Friday, July 4, 2008

A Daily Dose of Diversity Education

March 4, 2007

I grew up on Ridgedale Road in Ithaca, N.Y. The stairs in the house opened up next to the living room. Many mornings, I'd walk down those stairs, wondering what language or accent I would hear from whomever was sleeping on the couch.

My father was involved with the international student and diversity programs at Cornell University, and often students from all over the world and the United States stayed with our family.

Growing up in a home where I spent time with people of various colors, customs and languages, I was given  a first-hand, diversity education. When my first child was born in 1985, I wanted to give her that experience too.
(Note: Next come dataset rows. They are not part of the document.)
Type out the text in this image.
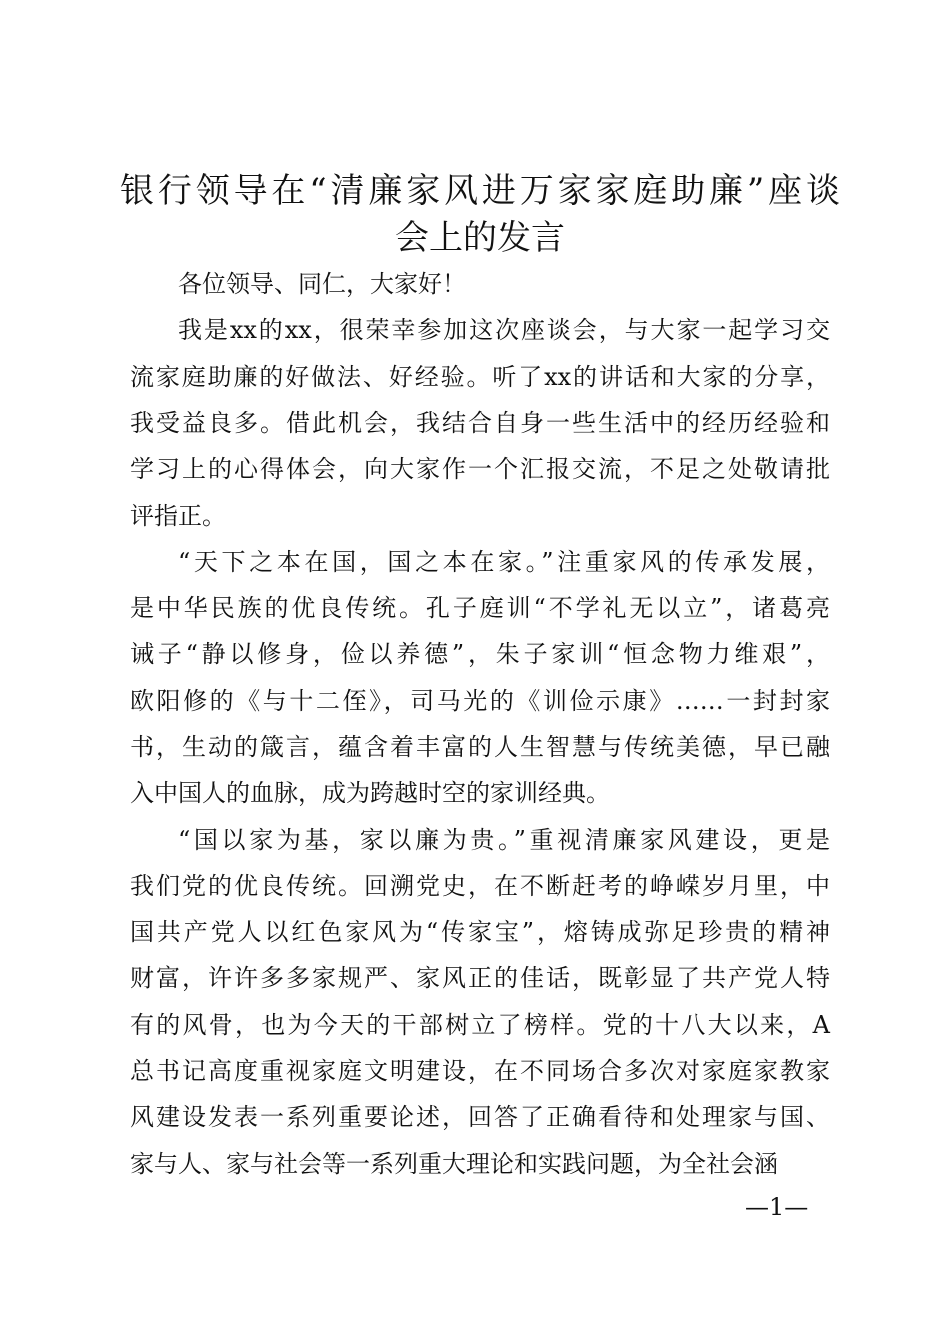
银行领导在“清廉家风进万家家庭助廉”座谈
会上的发言
各位领导、同仁，大家好！
我是xx的xx，很荣幸参加这次座谈会，与大家一起学习交
流家庭助廉的好做法、好经验。听了xx的讲话和大家的分享，
我受益良多。借此机会，我结合自身一些生活中的经历经验和
学习上的心得体会，向大家作一个汇报交流，不足之处敬请批
评指正。
“天下之本在国，国之本在家。”注重家风的传承发展，
是中华民族的优良传统。孔子庭训“不学礼无以立”，诸葛亮
诫子“静以修身，俭以养德”，朱子家训“恒念物力维艰”，
欧阳修的《与十二侄》，司马光的《训俭示康》……一封封家
书，生动的箴言，蕴含着丰富的人生智慧与传统美德，早已融
入中国人的血脉，成为跨越时空的家训经典。
“国以家为基，家以廉为贵。”重视清廉家风建设，更是
我们党的优良传统。回溯党史，在不断赶考的峥嵘岁月里，中
国共产党人以红色家风为“传家宝”，熔铸成弥足珍贵的精神
财富，许许多多家规严、家风正的佳话，既彰显了共产党人特
有的风骨，也为今天的干部树立了榜样。党的十八大以来，A
总书记高度重视家庭文明建设，在不同场合多次对家庭家教家
风建设发表一系列重要论述，回答了正确看待和处理家与国、
家与人、家与社会等一系列重大理论和实践问题，为全社会涵
—1—
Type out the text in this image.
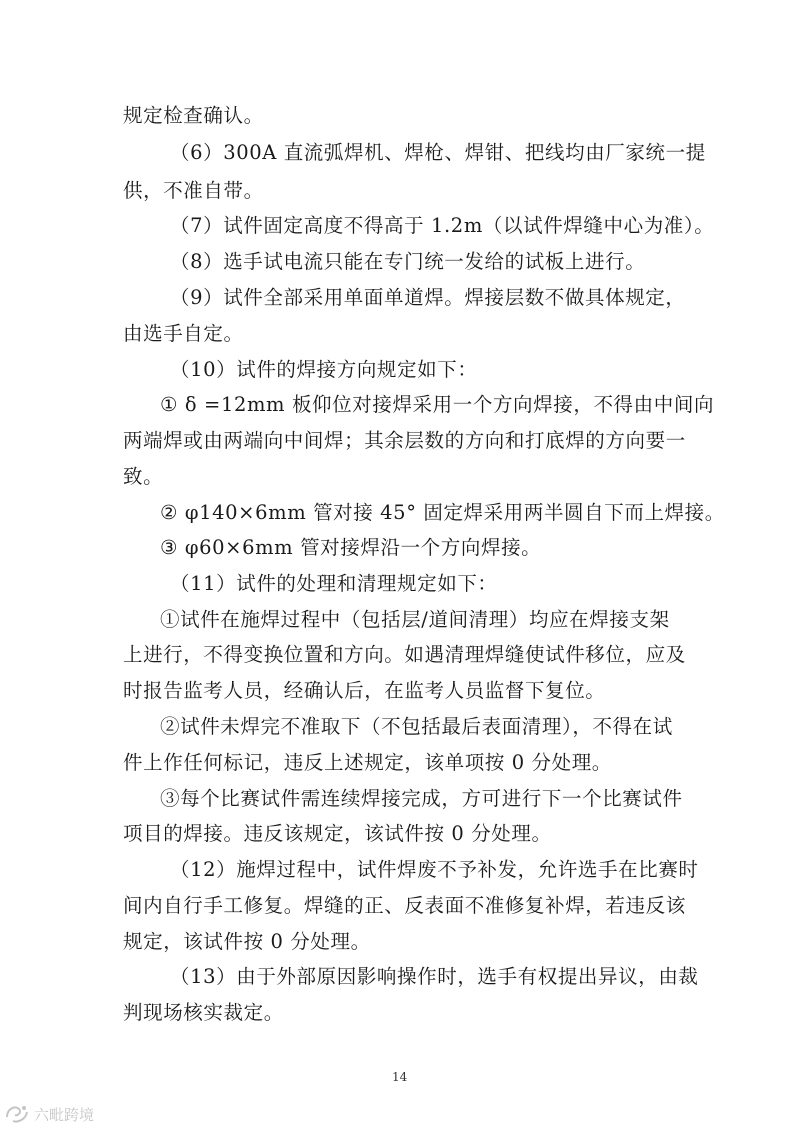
规定检查确认。
（6）300A 直流弧焊机、焊枪、焊钳、把线均由厂家统一提
供，不准自带。
（7）试件固定高度不得高于 1.2m（以试件焊缝中心为准）。
（8）选手试电流只能在专门统一发给的试板上进行。
（9）试件全部采用单面单道焊。焊接层数不做具体规定，
由选手自定。
（10）试件的焊接方向规定如下：
① δ =12mm 板仰位对接焊采用一个方向焊接，不得由中间向
两端焊或由两端向中间焊；其余层数的方向和打底焊的方向要一
致。
② φ140×6mm 管对接 45° 固定焊采用两半圆自下而上焊接。
③ φ60×6mm 管对接焊沿一个方向焊接。
（11）试件的处理和清理规定如下：
①试件在施焊过程中（包括层/道间清理）均应在焊接支架
上进行，不得变换位置和方向。如遇清理焊缝使试件移位，应及
时报告监考人员，经确认后，在监考人员监督下复位。
②试件未焊完不准取下（不包括最后表面清理），不得在试
件上作任何标记，违反上述规定，该单项按 0 分处理。
③每个比赛试件需连续焊接完成，方可进行下一个比赛试件
项目的焊接。违反该规定，该试件按 0 分处理。
（12）施焊过程中，试件焊废不予补发，允许选手在比赛时
间内自行手工修复。焊缝的正、反表面不准修复补焊，若违反该
规定，该试件按 0 分处理。
（13）由于外部原因影响操作时，选手有权提出异议，由裁
判现场核实裁定。
14
六毗跨境
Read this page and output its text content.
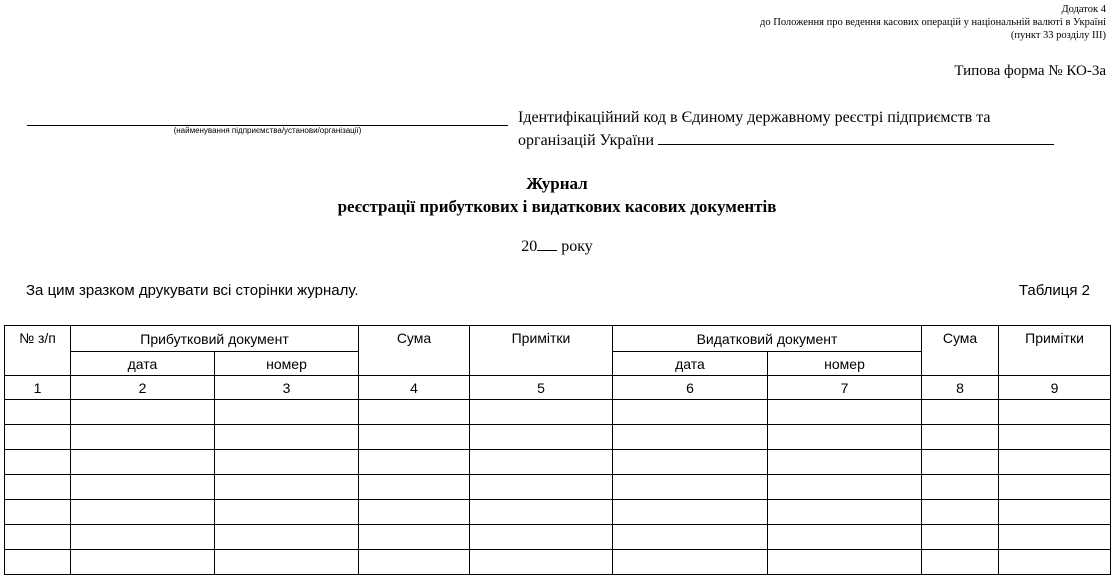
Додаток 4
до Положення про ведення касових операцій у національній валюті в Україні
(пункт 33 розділу ІІІ)
Типова форма № КО-3а
(найменування підприємства/установи/організації)
Ідентифікаційний код в Єдиному державному реєстрі підприємств та
організацій України
Журнал
реєстрації прибуткових і видаткових касових документів
20 року
За цим зразком друкувати всі сторінки журналу.	Таблиця 2
№ з/п	Прибутковий документ		Сума	Примітки	Видатковий документ		Сума	Примітки
	дата	номер			дата	номер		
1	2	3	4	5	6	7	8	9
Unfortunately, all three of my children spent most of their early years and adolescence in Lexington, Kentucky where lessons of diversity were few and far between.

Because a branch of the Toyota Company is not far from Lexington, we did have a Japanese family living across from us, and my son played with Takaya daily until he moved back to Japan. Every year, we still hang the Christmas tree ornament Takaya gave Daniel right before he left.  The only African American family in our neighborhood stayed only a short time, and we had little chance to get to know them. 

            

My son played in a basketball league that was predominantly African American, and he was the only one of my three children who did not live and play with only white children.  It wasn’t until we moved to Charlotte that my children were able to live and play with a variety of people.

           

In our Highland Creek neighborhood, we live with families from Puerto Rico, Mexico, and Japan and families who are African American and white. There are retired couples, families with little babies, stay-at-home moms and dads, and people working in a variety of professions. Although my children don’t walk down the stairs to a variety of languages and cultural differences, they can go in the cul-de-sac to shoot a basketball or ride their bikes down the street and interact with people of different colors and cultures.

            

It is not until we all have the opportunity to have a meal, ride a bike, laugh at a joke, or share a family story or tragedy with someone who doesn’t speak or look like us that we begin our diversity educations. Until there are more neighborhoods and schools where diversity is common place and natural, there is no hope of filling in the racial, cultural, and ethnic divides that ruin our communities. Hopefully, University City will continue to attract a variety of people, providing neighborhood settings where diversity is a natural part of daily life. Without hearing and listening to the voices of others at the bottom of a staircase or in the streets of our neighborhoods, no true diversity education takes place.